一方、自社の特許(または特許出願)の発明が3GPP TSの技術に合致しており、クレームチャートを作成する場合、当該技術が3GPP TSに導入されたRelease(すなわち、当該技術を含む最も古いRelease)における最新versionを入手します。例えば、当該技術がRelease 17にて導入されたならば、Release 17における最新versionを入手します。なぜならば、発明が、より古いReleaseの技術に合致するほど、当該発明の特許は、より古い製品にも及ぶため、クレームチャートでは、より古いReleaseの技術をクレームに対応づけたほうが良いからです。
他社の特許のケース
例えば、他社の特許についてのライセンス交渉を持ち掛けられ、当該特許の発明と3GPP TSの技術との対応関係を示すクレームチャートが提供される場合、当該クレームチャートを参照しながら当該発明が3GPP TSの技術に合致しているかを確認します。そのために、まずはクレームチャートに記載された3GPP TSのversionを入手します。
なお、クレームチャートに記載された上記versionがそのReleaseにおける最新のversionではない場合、クレームチャートに記載された上記versionと同じReleaseの最新のversionも入手します。
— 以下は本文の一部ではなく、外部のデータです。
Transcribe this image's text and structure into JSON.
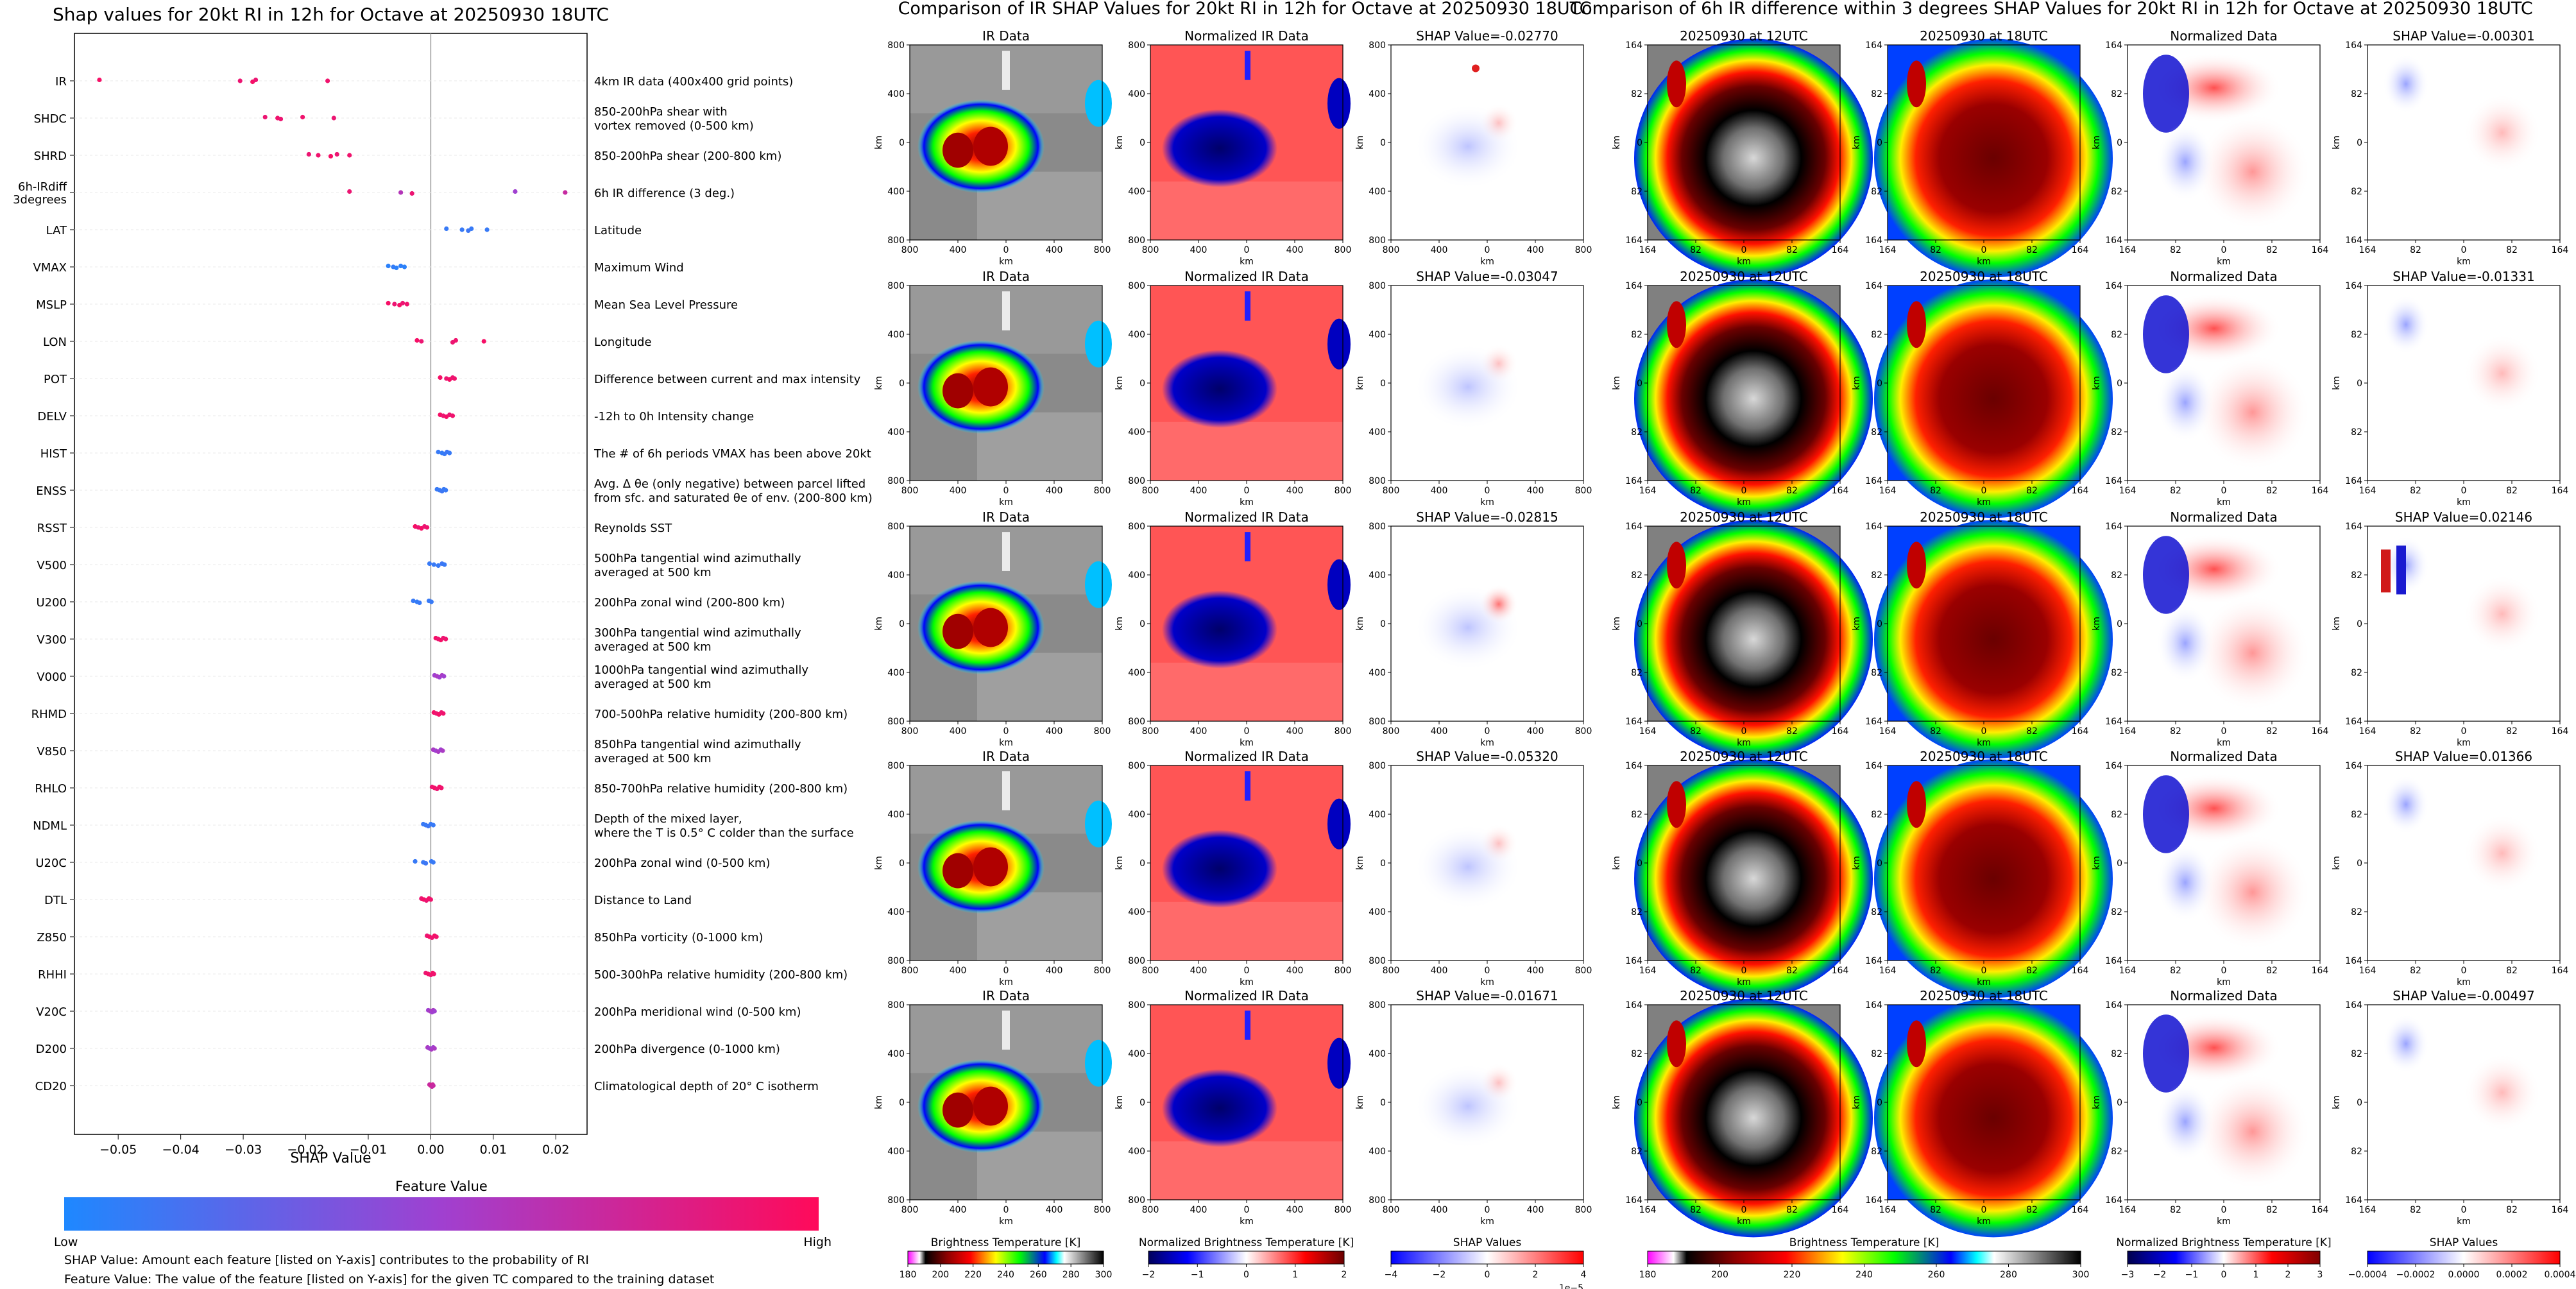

なぜならば、稀にですが、当該ReleaseのTSがversion更新でブラッシュアップされていった結果、クレームチャートに記載された上記versionでの記載が同じReleaseの最新のversionでは変更されてしまっている可能性もあるからです。
一方、他社の特許の無効を主張するための材料として3GPP TSを用いる場合、基本的には、当該特許の出願日(優先権主張がある場合には優先日)より前に公開されているversionのうち最新のものを入手します。TSのversionがいつ公開されたかは、上述したTSの一覧における「Upload date」で確認することができます。なお、無効の主張に必要な材料が記載されているのであれば、必ずしも出願日(優先日)前における最新のversionでなくても問題ありません。
まとめ
3GPPの技術仕様(TS)は、3GPPの公式サイト 3gpp.org から無料・登録不要で入手できます。
入手手順は、 Series → 個別のTS → version の順にたどるだけです。先に①仕様番号と②versionを決めておくと迷わずにすみます。
Word版は3GPPから入手することができ、PDF版はETSIから入手することができます。なお、ETSI版の番号は3GPP版の番号の頭に「1」が付きます。
特許実務では、とりあえず最新のversionを入手するというのではなく、状況に応じた最適なversionを入手することが重要です。
以上、第3回として、3GPP TSの入手方法を説明しました。
第4回以降では、3GPPにおける技術検討について詳しく説明していきます。